In keeping with the topic of "words we should know" in the post just below, two views on how we speak, the language we use these days.
Dick Cavett writing in the New York Times in reaction to General Petraeus' appearance before a senate committee last week:
"In addition to his own pedantic delivery, there is his turgid
vocabulary. It reminds you of Copspeak, a language spoken nowhere on
earth except by cops and firemen when talking to "Eyewitness News." "No crook ever gets out of the car. A "perpetrator exits the vehicle."
(Does any cop say to his wife at dinner, "Honey, I stubbed my toe today
as I exited our vehicle"?) No "man" or "woman" is present in Copspeak.
They are replaced by that five-syllable, leaden ingot, the
“individual.” The other day, there issued from a fire chief’s mouth, "It contributed to the obfuscation of what eventually eventuated." This
from a guy who looked like he talked, in real life, like Rocky Balboa."
Then there is this from George Orwell from Politics and the English Language:
"Bad writers, and especially
scientific, political, and sociological writers, are nearly always haunted by
the notion that Latin or Greek words are grander than Saxon ones..." "An interesting illustration of this is the way in which English flower names
were in use till very recently are being ousted by Greek ones, Snapdragon becoming antirrhinum, forget-me-not becoming myosotis,
etc.
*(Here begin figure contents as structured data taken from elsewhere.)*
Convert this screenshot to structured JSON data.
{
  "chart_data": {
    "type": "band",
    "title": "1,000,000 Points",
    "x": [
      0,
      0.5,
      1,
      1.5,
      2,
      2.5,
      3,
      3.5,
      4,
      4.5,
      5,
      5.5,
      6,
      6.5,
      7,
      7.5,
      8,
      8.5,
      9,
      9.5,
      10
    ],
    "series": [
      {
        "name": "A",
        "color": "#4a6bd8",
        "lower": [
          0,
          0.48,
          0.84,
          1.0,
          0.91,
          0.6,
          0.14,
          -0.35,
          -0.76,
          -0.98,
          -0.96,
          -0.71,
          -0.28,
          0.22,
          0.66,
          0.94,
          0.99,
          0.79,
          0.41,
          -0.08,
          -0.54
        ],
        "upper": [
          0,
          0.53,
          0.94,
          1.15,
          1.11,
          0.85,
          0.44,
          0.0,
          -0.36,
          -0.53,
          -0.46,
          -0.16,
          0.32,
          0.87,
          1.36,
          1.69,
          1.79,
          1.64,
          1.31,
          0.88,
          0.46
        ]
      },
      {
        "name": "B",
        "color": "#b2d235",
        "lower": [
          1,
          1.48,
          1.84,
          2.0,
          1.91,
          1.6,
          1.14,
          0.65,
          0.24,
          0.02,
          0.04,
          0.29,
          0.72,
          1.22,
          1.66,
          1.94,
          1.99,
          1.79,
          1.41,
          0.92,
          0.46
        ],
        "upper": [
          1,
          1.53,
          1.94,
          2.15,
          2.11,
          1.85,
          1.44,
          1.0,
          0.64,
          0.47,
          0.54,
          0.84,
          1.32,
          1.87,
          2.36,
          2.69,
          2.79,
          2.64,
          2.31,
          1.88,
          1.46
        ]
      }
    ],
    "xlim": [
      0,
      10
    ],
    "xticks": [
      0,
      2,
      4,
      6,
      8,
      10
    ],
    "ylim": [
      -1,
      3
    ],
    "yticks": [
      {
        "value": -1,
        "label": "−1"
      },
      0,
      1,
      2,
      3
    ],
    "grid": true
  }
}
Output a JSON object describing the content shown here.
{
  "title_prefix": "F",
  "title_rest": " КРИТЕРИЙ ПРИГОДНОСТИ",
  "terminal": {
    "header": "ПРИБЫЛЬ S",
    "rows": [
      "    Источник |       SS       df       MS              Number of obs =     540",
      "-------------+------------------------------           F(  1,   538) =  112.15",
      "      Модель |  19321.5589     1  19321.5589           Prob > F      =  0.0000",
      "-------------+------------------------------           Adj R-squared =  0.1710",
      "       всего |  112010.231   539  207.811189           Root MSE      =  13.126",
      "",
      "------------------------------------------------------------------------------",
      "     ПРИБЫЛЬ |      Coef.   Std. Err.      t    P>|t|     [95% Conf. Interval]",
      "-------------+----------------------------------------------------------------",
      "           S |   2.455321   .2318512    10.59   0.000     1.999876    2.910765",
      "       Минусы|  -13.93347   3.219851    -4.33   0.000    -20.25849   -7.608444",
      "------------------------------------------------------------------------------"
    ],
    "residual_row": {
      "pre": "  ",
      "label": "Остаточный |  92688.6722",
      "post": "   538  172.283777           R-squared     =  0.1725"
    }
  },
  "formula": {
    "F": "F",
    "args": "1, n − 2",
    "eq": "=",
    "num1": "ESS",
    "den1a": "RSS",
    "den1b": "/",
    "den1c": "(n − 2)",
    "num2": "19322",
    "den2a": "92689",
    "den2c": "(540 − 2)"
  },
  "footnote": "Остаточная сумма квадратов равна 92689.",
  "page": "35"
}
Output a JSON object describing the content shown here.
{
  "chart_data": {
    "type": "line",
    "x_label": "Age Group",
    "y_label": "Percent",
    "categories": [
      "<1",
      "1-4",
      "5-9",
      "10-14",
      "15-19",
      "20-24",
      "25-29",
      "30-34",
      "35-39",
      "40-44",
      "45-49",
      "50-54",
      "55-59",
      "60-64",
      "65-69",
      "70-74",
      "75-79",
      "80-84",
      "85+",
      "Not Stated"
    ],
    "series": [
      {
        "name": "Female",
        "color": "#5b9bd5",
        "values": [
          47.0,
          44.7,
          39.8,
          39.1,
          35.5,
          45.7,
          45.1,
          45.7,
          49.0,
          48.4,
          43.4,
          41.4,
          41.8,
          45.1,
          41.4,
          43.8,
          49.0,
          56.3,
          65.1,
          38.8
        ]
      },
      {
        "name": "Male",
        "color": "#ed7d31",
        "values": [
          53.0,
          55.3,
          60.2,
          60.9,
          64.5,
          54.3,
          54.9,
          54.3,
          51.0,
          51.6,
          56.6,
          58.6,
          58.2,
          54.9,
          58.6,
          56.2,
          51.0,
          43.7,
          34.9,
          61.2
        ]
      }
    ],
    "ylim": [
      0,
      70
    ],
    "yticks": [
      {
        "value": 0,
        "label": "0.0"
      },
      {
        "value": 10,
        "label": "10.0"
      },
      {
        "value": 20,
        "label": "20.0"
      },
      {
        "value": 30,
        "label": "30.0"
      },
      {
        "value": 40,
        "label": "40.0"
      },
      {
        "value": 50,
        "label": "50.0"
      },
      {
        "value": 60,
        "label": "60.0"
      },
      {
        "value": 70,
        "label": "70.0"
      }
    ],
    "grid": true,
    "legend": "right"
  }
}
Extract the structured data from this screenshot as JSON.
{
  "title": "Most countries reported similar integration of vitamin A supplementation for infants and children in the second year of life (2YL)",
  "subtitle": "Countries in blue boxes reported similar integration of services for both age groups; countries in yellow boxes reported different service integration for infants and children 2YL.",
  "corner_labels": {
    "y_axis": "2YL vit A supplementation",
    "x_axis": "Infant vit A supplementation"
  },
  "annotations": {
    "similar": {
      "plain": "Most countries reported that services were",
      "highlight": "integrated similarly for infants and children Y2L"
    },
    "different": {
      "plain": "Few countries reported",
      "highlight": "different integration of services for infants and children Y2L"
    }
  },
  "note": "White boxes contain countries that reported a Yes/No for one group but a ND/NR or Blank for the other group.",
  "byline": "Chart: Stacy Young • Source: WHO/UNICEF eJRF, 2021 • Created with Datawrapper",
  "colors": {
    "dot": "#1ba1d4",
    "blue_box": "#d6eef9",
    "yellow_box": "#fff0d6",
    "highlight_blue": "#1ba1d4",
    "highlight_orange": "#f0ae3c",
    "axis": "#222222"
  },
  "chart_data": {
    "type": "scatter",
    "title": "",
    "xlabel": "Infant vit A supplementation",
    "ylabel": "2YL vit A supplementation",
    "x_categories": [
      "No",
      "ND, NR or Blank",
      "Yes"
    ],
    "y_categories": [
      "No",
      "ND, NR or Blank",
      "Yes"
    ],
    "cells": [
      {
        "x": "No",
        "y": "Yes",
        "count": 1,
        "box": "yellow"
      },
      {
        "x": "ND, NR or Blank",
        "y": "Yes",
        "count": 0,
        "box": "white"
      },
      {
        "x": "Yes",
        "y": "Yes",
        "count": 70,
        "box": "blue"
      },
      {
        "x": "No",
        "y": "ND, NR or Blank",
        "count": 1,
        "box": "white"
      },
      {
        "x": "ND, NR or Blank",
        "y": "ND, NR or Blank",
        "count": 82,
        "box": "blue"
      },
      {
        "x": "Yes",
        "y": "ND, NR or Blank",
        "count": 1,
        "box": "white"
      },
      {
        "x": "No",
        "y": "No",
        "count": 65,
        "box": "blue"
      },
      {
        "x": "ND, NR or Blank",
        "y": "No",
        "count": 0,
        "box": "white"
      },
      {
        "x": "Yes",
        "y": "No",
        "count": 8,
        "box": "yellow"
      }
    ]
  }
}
It is hard to see any practical reason for this change of fashion: it is
probably due to an instinctive turning away from the more homely word and a
vague feeling that the Greek word is scientific."
Orwell's advice to writers:
"(i) Never use a metaphor, simile, or other figure of speech which you are used to seeing in print.
(ii) Never us a long word where a short one will do.
(iii) If it is possible to cut a word out, always cut it out.
(iv) Never use the passive where you can use the active.
(v) Never use a foreign phrase, a scientific word, or a jargon word if you can think of an everyday English equivalent.
(vi) Break any of these rules sooner than say anything outright barbarous.